We try ringing around a couple of people to see if we could borrow a plunger. They either haven’t got one (and it’s difficult to abuse someone for this if you haven’t got one either) or they had a plunger that was the wrong size, and "it wouldn’t work anyway".
So what about other solutions? Drano, or similar? Only have to go as far as our local Safeway for that. It seems easier, so I do. We try it. Supposedly the very poisonous sounding chemicals in there will blast their way through our debris, leaving a nice, clean, uncongested drain.
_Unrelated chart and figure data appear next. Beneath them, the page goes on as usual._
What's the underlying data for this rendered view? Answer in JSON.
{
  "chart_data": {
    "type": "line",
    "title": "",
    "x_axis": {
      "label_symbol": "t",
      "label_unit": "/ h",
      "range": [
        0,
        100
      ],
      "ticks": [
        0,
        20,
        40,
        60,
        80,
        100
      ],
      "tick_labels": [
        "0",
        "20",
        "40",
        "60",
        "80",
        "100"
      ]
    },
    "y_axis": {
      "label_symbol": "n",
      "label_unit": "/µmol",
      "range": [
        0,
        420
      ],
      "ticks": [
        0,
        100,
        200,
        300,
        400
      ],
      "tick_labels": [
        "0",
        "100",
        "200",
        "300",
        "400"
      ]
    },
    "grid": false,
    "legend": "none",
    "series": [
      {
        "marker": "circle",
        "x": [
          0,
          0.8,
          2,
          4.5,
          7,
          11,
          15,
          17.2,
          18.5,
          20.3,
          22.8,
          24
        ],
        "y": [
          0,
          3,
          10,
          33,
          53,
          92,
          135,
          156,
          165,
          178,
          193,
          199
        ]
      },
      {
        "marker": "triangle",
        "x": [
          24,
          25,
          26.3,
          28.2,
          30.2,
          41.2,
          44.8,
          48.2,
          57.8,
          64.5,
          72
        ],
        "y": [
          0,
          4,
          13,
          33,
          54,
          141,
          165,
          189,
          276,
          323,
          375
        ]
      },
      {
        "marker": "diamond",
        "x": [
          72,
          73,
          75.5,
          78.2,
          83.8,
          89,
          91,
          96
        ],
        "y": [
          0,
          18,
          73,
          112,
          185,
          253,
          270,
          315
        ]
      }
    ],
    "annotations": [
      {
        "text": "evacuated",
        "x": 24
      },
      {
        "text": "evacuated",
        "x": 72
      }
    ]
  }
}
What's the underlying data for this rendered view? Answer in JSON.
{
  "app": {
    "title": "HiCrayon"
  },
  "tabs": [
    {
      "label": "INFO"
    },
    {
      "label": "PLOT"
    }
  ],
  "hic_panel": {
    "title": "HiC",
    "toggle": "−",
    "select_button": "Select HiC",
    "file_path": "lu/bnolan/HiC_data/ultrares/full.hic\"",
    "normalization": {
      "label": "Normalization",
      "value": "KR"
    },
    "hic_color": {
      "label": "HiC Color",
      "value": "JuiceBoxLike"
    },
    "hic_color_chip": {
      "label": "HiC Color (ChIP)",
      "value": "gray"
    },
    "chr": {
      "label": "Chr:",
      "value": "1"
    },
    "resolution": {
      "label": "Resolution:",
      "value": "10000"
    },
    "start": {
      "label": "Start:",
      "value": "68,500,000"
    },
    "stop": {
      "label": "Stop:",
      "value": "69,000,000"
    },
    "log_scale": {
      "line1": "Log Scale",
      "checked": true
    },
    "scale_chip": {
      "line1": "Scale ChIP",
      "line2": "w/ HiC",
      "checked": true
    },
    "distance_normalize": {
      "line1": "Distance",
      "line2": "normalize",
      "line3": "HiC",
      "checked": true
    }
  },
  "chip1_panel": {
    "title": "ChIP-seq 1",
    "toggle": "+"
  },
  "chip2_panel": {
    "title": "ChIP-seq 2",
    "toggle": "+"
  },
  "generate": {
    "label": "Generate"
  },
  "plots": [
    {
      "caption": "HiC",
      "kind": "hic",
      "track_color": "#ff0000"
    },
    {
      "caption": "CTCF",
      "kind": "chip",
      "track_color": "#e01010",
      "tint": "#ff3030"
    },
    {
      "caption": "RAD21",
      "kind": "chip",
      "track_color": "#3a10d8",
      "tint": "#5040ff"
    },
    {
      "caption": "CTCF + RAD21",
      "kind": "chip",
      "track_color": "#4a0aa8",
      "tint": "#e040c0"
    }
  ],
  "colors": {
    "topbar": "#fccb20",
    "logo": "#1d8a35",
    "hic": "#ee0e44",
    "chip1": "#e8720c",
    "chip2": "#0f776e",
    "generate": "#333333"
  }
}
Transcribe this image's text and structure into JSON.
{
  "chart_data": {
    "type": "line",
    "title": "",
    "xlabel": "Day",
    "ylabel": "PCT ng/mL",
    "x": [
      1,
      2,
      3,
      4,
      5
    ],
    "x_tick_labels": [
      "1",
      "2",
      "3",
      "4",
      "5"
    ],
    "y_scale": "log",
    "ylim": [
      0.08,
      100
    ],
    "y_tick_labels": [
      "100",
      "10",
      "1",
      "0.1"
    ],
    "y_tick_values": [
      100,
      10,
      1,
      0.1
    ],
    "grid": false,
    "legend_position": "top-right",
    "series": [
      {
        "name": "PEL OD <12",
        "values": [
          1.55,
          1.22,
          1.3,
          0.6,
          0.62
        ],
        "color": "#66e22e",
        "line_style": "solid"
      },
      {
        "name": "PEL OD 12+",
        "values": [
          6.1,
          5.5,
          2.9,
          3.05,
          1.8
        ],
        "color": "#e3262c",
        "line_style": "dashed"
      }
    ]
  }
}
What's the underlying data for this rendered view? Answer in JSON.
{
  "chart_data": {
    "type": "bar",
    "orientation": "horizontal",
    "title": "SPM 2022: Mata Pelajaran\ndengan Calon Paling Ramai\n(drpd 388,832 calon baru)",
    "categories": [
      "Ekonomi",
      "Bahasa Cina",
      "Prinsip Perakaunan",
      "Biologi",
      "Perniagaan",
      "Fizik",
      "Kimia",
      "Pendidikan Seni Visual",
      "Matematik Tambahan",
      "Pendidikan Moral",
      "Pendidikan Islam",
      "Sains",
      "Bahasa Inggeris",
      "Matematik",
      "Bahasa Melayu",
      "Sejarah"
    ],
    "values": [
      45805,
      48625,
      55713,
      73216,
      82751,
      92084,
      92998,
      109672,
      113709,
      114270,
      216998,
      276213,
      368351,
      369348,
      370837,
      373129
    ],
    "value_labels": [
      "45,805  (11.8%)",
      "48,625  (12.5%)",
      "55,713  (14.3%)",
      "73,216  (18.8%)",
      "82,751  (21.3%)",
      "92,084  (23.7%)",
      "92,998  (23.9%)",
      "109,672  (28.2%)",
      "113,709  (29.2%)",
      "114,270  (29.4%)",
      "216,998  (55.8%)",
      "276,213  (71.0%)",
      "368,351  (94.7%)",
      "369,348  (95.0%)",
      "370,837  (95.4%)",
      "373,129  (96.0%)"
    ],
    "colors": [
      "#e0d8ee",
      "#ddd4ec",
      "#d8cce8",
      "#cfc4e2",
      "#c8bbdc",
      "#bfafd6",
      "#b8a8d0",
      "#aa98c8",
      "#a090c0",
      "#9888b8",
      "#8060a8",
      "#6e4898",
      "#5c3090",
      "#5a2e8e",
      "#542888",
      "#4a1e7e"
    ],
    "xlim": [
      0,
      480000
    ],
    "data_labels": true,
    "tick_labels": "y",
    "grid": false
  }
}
Several servings later, it is apparent that all it has done is to break the… ummm.. effluent up and distribute more evenly around the bowl so that we’re left with a lovely dark brown lumpy cocktail.
Nice.
It is apparent that the water level in the bowl is slowly descending, so we decide to leave it to do so until morning, hoping that it would somehow resolve itself.
Which of course it didn’t.
Okay, enough messing around, call the plumber. Which plumber? Maybe the landlady should nominate one, especially since she might know someone who would come out on a Sunday morning. She gets in touch with him, and he eventually comes over early in the afternoon, and fixes everything with a little manoeuvring of a plunger. Damn experts, they always make the rest of us look like idiots.
Everyone we’ve told this story asks: How did you manage? Well, sometimes you’d just have to grin and bear it, and other times… ummm, well, we made a lot more visits to Safeway than we usually do. Check your local supermarket to see if it has a public toilet. If it does, celebrate, and make a note of its location: One day, you may need it.
The great thing about this crisis is that it was a team effort. There were three unique parts that created the problem: the paper, the flush, the poo. If any of them had been missing, it just wouldn’t have been the big mess it was. The combined ability of three people to create a crisis is far greater than the sum of its component parts.